Dans son article, il énumère l’aide que la RII a procurée à la cause palestinienne, à la résistance contre Israël et à la lutte contre les forces de l’Otan. Dont la libération d’une grande partie du sud du Liban en l’an 2000, le soutien à l’intifada palestinienne. Et jusqu’à « la formation d’une force militaire qui puisse constituer la dissuasion stratégique dans la confrontation avec l’ennemi ». Indiquant, non sans une grande fierté, que cette force s’étend depuis Gaza, au sud de la Palestine occupée, jusqu’au Liban à son nord, en passant par la Syrie, l’Irak et le Yémen, il estime que « l’arc de l’encerclement de l’entité sioniste est presque bouclé, en dépit des accords conclus par certains pays arabes. Ces derniers se trouvant eux aussi pris dans le même piège encerclé par l‘axe de la résistance ».

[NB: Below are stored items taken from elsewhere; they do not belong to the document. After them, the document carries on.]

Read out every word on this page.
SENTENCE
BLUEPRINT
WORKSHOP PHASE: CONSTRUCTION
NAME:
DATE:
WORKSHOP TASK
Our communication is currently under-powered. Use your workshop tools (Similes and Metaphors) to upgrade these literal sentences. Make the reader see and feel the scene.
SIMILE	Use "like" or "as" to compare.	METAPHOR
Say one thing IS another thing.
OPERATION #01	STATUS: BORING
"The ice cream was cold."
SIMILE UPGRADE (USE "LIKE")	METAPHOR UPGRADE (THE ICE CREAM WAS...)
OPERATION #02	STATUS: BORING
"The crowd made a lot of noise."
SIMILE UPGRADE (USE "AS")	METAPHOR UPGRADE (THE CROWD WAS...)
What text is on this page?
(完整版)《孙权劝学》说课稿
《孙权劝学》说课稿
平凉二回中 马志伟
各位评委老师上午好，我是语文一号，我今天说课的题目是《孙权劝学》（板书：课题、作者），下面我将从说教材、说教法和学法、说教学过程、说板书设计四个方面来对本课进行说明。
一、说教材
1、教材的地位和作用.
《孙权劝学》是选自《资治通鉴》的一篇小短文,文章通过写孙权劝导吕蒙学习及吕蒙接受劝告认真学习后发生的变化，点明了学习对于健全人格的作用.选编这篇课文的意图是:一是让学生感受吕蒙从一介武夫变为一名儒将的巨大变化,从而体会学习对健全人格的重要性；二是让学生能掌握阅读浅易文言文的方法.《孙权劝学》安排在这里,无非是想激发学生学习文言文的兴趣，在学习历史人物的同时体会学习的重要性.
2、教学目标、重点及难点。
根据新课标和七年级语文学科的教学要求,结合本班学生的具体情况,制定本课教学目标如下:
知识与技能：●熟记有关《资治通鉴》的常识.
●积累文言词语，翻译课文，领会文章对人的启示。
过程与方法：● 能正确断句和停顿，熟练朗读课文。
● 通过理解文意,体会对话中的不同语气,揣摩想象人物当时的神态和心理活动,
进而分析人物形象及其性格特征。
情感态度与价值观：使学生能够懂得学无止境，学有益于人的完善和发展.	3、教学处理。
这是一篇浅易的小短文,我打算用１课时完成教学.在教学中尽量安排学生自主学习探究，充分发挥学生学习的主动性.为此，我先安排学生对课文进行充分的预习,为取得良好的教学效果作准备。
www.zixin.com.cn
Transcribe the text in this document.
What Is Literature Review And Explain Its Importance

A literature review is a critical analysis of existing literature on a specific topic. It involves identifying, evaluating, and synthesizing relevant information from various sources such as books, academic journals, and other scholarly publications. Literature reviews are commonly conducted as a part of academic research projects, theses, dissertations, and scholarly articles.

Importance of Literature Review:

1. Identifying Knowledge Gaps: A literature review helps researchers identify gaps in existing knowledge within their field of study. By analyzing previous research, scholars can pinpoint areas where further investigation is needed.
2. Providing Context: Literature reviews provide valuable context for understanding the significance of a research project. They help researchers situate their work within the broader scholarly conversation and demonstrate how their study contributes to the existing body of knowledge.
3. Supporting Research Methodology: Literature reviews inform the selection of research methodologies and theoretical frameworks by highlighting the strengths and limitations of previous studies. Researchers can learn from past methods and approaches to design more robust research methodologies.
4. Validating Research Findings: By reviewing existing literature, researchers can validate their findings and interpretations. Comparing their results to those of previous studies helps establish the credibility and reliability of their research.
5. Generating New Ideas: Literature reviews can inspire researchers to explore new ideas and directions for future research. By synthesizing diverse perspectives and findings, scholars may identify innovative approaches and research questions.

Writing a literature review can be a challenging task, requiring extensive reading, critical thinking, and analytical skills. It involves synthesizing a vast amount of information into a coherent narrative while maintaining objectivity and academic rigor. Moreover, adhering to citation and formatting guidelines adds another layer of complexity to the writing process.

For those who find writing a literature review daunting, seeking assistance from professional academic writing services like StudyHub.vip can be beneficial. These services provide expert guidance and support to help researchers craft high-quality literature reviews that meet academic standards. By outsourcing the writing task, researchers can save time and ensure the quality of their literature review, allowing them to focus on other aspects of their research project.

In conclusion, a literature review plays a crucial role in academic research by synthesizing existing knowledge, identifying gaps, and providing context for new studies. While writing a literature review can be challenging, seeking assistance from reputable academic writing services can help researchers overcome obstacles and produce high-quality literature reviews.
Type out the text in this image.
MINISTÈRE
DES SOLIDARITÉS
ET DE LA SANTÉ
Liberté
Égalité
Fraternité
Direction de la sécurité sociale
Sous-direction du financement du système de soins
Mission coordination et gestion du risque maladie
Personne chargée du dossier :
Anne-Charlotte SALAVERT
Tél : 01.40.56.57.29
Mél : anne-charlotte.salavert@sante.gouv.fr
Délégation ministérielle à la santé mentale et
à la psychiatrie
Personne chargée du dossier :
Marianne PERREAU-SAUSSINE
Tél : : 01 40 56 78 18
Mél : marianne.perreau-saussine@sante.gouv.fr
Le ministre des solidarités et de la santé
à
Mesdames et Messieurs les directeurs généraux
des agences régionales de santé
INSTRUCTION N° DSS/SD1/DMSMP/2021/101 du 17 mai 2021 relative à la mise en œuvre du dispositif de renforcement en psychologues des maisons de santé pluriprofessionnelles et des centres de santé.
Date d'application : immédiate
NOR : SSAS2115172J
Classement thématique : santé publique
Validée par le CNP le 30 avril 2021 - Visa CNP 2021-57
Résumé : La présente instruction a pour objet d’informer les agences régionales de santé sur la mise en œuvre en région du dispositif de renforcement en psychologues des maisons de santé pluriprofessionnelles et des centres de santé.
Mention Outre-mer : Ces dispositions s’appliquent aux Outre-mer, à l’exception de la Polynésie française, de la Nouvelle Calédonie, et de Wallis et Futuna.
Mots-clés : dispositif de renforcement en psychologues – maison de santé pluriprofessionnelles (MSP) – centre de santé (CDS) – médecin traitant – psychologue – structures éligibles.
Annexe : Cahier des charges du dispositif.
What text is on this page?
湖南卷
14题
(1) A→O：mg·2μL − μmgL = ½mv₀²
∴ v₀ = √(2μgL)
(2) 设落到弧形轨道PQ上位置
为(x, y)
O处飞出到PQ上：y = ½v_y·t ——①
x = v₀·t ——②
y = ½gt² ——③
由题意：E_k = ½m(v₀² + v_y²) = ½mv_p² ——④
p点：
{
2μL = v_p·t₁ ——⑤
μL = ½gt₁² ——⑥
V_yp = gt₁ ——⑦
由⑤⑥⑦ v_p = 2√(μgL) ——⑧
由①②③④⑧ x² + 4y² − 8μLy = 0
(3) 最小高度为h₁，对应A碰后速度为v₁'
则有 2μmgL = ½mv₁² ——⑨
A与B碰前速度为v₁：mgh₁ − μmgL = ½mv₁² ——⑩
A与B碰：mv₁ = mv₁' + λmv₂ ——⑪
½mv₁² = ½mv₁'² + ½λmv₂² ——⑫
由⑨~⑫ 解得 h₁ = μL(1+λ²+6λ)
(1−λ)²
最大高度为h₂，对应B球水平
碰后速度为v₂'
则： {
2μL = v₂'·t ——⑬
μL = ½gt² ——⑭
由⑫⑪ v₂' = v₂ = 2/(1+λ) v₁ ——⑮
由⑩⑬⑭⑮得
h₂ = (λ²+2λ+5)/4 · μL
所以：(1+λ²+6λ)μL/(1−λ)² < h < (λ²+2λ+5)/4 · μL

C’est sans aucun doute, le point d’orgue de son projet.

Il dévoile aussi ses prévisions pour le futur: « L’Iran de la révolution, en choisissant al-Qods et la Palestine comme boussole qui dirige ses orientations stratégiques, dans la région et dans le monde, est devenu le principal et le plus puissant rival de tous les projets de l’Occident en général, et des Etats-Unis et de l’entité sioniste en particulier. La victoire sur l’entité sioniste et la libération de la Palestine sera une victoire sur l’impérialisme et les régimes arabes réactionnaires en même temps ».

« L’Iran de la révolution est le protecteur le plus puissant de tous les peuples libres, en particulier en Palestine. Et la Palestine a été le principal levier de la gloire révolutionnaire de l’Iran », furent les derniers mots de ce dernier article de Naccache. Reliant les deux pays par une relation dilaectique fonctionnelle, il a scellé leur sort.

Avec son décès, ces paroles sonnent aussi comme un testament.  Il avait intitulé son dernier article: « C’est la révolution de la Palestine », en qualifiant la révolution en Iran. Il a tout fait pour. Mission accomplie.